1 in 4 homeless people own pets, says UWindsor prof
'Most homeless people tend to take care of their animals first'
According to one expert, one in four homeless people have a pet.
"It's surprisingly common ... some estimates are that 25 per cent of homeless people have pets, mostly dogs," said anthrozoology professor Beth Daly.
Working at the University of Windsor, Daly has done extensive research into the relationship between humans and animals. She said homeless people and their pets tend to be "extremely" attached.
"There's a really strong, enduring bond between homeless people and their pets," said Daly. "They derive a lot of support and a sense of purpose from having their pets."

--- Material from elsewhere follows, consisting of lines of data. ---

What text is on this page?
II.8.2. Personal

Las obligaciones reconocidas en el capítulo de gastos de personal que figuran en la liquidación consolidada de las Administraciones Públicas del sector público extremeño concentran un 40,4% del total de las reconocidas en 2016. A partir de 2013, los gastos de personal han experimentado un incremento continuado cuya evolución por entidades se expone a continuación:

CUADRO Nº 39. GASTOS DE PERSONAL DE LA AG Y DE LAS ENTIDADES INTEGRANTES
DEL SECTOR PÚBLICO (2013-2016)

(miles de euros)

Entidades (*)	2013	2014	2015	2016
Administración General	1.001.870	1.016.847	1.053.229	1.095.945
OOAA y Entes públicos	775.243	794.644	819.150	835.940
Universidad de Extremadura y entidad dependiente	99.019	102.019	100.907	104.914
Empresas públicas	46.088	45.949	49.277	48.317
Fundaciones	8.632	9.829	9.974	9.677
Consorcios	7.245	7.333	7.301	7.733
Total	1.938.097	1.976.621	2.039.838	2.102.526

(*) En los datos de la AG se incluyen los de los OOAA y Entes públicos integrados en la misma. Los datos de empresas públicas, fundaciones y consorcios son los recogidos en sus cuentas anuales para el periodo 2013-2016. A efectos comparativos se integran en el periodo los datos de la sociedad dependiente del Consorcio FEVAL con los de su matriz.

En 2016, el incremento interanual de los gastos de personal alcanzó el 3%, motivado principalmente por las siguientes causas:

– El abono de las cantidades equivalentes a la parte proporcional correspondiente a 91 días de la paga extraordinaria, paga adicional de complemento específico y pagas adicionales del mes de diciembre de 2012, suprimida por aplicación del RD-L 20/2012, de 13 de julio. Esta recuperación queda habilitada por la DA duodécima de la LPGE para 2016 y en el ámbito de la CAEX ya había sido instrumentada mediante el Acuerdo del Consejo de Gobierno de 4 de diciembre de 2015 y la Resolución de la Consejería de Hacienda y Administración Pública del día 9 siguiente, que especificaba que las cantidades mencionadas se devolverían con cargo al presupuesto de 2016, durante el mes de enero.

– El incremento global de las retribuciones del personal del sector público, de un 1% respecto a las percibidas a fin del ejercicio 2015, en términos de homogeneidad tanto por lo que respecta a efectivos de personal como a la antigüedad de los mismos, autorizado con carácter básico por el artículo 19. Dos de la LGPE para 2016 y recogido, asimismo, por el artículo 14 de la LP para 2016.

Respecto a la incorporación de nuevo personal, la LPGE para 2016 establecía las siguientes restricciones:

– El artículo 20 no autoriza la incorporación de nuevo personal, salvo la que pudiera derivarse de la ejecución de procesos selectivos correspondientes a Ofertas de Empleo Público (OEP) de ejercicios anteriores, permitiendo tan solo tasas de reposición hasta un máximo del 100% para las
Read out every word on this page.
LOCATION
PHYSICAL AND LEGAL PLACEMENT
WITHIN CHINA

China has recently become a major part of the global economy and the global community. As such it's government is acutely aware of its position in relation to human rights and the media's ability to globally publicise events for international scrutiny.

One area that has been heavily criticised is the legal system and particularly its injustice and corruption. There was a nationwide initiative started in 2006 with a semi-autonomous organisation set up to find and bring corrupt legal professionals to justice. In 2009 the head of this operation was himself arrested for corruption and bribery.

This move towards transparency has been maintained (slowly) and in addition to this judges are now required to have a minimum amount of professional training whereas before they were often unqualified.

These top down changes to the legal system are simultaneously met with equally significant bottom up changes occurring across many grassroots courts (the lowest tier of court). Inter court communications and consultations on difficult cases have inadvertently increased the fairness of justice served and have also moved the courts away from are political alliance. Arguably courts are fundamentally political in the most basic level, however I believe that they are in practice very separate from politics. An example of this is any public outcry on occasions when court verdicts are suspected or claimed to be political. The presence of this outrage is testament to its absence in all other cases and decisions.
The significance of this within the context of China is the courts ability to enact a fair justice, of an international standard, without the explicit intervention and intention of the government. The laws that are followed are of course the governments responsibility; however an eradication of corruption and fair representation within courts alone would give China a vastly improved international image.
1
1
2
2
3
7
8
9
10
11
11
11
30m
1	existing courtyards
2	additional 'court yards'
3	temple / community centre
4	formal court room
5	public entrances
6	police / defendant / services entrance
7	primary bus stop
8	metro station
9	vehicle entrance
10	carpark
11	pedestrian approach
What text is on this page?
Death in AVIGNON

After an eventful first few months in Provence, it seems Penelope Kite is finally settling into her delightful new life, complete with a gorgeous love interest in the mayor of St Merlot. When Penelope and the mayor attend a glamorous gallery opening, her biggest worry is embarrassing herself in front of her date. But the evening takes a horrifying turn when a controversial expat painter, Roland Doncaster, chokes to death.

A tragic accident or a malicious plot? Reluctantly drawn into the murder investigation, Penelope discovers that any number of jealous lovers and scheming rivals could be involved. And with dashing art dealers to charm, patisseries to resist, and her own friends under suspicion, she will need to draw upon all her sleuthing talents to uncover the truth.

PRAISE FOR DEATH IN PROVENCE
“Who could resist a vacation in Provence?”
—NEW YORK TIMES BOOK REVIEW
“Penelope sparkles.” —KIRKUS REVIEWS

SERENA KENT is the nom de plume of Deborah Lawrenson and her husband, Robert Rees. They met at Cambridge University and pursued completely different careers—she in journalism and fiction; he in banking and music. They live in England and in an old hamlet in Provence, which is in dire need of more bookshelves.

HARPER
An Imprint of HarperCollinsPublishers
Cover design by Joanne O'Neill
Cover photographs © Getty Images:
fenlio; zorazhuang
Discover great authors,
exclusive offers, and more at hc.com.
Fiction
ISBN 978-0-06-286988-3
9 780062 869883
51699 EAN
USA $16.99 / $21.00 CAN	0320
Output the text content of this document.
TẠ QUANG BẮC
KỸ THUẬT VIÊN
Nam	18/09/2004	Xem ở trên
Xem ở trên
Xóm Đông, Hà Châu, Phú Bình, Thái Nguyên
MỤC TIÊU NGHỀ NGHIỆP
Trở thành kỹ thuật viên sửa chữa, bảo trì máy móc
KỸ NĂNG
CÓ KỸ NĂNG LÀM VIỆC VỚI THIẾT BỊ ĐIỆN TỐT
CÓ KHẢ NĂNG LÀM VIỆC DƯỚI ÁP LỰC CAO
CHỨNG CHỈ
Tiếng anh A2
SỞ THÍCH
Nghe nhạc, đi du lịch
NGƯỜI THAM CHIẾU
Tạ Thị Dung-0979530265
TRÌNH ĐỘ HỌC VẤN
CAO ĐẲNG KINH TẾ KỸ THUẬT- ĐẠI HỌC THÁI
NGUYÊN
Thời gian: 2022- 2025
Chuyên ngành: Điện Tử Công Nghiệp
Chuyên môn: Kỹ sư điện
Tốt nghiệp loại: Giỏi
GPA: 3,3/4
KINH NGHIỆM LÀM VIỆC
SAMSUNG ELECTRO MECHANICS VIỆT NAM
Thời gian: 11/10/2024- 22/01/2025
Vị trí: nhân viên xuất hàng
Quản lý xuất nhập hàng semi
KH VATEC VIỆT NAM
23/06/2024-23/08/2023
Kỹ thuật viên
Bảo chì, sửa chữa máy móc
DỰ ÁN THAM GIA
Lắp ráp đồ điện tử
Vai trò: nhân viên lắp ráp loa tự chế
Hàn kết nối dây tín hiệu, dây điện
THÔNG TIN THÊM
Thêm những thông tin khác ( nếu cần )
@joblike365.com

According to Daly, most homeless people tend to take care of their animals first.
"[And] because they have their pet to take care of, they take better care of themselves," said Daly.
Daly admits that pet ownership as a person who is homeless comes with a lot of barriers, including shelter and employment.
"A lot of renting agencies, rental houses don't allow pets," said Daly. "And employment — what do you do with your animal when you have a job interview and don't have a home?"
The 24/7 nature of homeless pet ownership can cause problems, said Daly.
"When a dog is with his or her owner 100 per cent of the time, there's going to be a high level of attachment so you can understand if a dog is more protective and more reactive."
In Ontario, a dog owner's liability act mandates that when a dog has attacked a person even once, there is supposed to be an investigation. CBC has been unable to determine if an investigation took place prior to the attack on Joe McParland's dog Vici. Vici died from injuries stemming from the attack last week by a dog whose owner is homeless.
"That raises a lot of issues," said Daly, adding that renter's and home owner's insurance is what covers an owner under the liability act.
"So that's another barrier for homeless people."